第3章 薄月
「明日はちゃんとローファー履いてくるんで…今日はその…」
「放課後、なんか用事あんのか?」
「はい…その、家の片付け…があって…」
やけに歯切れが悪い。
「じゃあ、家に電話する」
「は?」
「お母さんに本当に用事があるのか確認する」
「ちょっと…」
「生徒指導の大事な時間なんだ。

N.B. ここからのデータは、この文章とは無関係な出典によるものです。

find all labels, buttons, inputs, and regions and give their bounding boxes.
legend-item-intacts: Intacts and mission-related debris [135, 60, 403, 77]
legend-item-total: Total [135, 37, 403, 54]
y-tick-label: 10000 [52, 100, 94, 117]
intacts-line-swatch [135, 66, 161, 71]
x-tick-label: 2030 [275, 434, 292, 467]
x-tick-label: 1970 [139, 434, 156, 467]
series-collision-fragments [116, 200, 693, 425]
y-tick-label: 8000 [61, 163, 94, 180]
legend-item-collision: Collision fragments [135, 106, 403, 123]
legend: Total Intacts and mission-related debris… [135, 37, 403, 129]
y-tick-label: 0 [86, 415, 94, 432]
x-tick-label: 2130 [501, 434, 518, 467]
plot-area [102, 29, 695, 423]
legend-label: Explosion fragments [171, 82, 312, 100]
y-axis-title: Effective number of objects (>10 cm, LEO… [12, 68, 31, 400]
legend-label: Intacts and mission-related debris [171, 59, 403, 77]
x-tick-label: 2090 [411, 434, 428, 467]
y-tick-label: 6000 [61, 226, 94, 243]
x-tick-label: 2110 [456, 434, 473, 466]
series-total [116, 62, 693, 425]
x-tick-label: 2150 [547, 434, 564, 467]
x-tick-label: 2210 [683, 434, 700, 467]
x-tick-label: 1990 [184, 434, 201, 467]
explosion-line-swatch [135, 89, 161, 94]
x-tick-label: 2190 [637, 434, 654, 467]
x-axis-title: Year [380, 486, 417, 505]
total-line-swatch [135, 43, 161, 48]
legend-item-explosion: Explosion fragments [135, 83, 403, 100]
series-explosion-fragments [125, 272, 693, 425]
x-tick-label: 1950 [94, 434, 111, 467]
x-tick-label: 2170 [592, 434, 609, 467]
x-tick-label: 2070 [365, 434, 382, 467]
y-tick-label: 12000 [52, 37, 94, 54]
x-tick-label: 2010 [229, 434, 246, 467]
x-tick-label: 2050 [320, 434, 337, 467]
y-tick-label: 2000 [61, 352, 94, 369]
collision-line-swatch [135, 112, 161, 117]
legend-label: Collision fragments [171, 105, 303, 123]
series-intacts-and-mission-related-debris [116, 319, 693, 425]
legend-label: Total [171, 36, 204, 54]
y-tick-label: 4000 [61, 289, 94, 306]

そのくらいの時間、お母さんにも協力してもらわないと…」
「やっ…やめろよっ…!」
電話に伸ばした手を、強い力で掴まれた。
「…大野…」
職員室には、ちらほらと同僚が居て、何事かとこちらを伺い見ている。
一番近くの席の澄岡さんは、じーっと見てる。
「あ…すい、ません…」
慌てて大野は手を離した。
「それは…やめてください…」
「なんでだ?なんかまずいことがあるのか?」
「いえ…別に…」
そのまま目を逸らして黙り込んでしまった。
「…しょうがないな…電話が駄目なら、家庭訪問にするか…」
「えっ…」
「大野がきちんと理由を言ってくれないからだろ?どうして放課後の生徒指導に来れないんだ」
「それは…だから…」
また言い淀む。
「大野…なんか、家に問題があるのか?」
「えっ…」
「なんでビーサンなんか履いてきたんだ?」
目を見開いて俺を見た。
その瞳には、また怯え──
「…放課後、来ますからっ…失礼しますっ…」
走るように、大野は職員室から出ていった。